Kimball vs Data Vault, or taking the best of both?
Dudley Drummond-Hay, Senior Data Architect at PBT Group
In 1996, Ralph Kimball introduced a dimensional modelling technique that used a set of defined methods, processes, and techniques to design and develop a data warehouse. Such has been its effectiveness, that the Kimball methodology has become the standard for many years. But the advent of cloud technology and Big Data have seen the need arise to structure data while still making it understandable from a business context. Enter Data Vault modelling for large scale data warehouse platforms. But does this mean that Kimball has become irrelevant, or can organisations combine the respective strengths of both dimensional modelling techniques to harness the potential of their data more effectively?
One of the challenges of Kimball in the modern data environment is that it requires many updates and lookups. Continually updating Big Data in the cloud is expensive making this a cost-prohibiting exercise. However, a Data Vault uses a pure insert and append model with no updates or lookups required. There is also no need to join data entities that tend to be problematic with the variety of new technologies being implemented.
A Data Vault is therefore a good model for structuring the data lake. Unfortunately, data lakes are all too often seen as just being dumping grounds for data. This means companies must start structuring them better to allow data scientists to analyse the information they contain. When it comes to the downstream of data vaults, an organisation can build business vaults using the Kimball methodology as that data can be destroyed and recreated whenever needed. Simply put, Data Vaults allow for quick access to data in a structured way.
An analytical journey
Kimball arose at a time when businesses had a singular focus. For example, a company who sold pencils would always be selling pencils. Its business processes would never change. This means these organisations are shielded from changes for long time periods.

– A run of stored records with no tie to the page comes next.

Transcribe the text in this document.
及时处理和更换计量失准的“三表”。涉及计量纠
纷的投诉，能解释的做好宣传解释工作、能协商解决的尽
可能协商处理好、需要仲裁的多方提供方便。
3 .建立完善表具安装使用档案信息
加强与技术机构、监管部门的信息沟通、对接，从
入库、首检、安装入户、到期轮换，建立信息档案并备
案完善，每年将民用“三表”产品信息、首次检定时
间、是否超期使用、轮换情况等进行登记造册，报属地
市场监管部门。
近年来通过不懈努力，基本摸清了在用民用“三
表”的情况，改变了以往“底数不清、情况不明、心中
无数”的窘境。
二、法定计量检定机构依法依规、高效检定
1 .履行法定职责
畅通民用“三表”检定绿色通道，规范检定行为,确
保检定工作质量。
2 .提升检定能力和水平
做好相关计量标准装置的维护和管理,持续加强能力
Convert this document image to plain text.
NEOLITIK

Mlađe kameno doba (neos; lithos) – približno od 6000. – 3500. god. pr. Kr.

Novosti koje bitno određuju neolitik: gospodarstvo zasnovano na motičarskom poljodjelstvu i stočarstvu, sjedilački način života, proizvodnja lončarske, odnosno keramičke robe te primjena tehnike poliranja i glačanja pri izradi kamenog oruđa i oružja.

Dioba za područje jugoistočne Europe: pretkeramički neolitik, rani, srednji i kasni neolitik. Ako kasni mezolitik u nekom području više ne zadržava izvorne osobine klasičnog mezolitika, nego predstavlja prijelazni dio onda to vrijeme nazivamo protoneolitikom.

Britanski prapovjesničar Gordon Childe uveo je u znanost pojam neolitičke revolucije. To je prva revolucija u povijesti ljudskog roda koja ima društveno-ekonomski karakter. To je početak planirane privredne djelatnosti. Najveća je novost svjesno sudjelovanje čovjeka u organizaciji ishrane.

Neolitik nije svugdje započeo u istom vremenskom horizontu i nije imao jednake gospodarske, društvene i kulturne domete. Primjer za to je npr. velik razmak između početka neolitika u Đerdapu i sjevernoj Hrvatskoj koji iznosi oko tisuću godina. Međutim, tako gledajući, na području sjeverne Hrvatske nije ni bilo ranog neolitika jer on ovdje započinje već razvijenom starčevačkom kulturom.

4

Today, there are lots of mergers and acquisitions taking place. Business processes must therefore adapt rapidly to changing markets. As such, the Kimball model has come under massive pressure to change within the evolving business environment. This involves expensive change control to model and reload data, or to rejig the model entirely to fit with new business processes.
For instance, one of my clients is a global manufacturing firm who grows predominantly through mergers and acquisitions. One of the challenges it faces is that whenever it acquires a business, there is a new ERP system to contend with. This means that it does not have easy access to data for analysis especially during the acquisition process when evaluating how the new entity will fit into its existing processes.
A Data Vault can be partitioned by source, so a company can quickly onboard a new source without impacting on any of the existing structures already in place. That does not mean that Kimball has no use in today’s environment.
Data Vault is a very efficient methodology for modern technologies, it can land data in a structure that has no updates or lookups required. The data can still be related to each other and provide an understandable structure for the business user.
If a business has a singular focus, like an SME who uses one ERP system to do some reporting and analysis, then the Data Vault methodology is not the right fit. A Kimball model can be built to do reporting as the SME will likely focus on its specific niche for several years or until it is acquired by a larger organisation.
These larger enterprises who absorb smaller companies into their business, must give serious consideration to Data Vault methodology. This is a strong foundation for cloud technology and online data storage repositories that deal with large volumes of data coming in frequently. It also makes sense for businesses who run different ERP systems in their environment to use a Data Vault.
It comes down to selecting the model that fits the business priorities of the organisation and even potentially combining both methodologies to deliver value.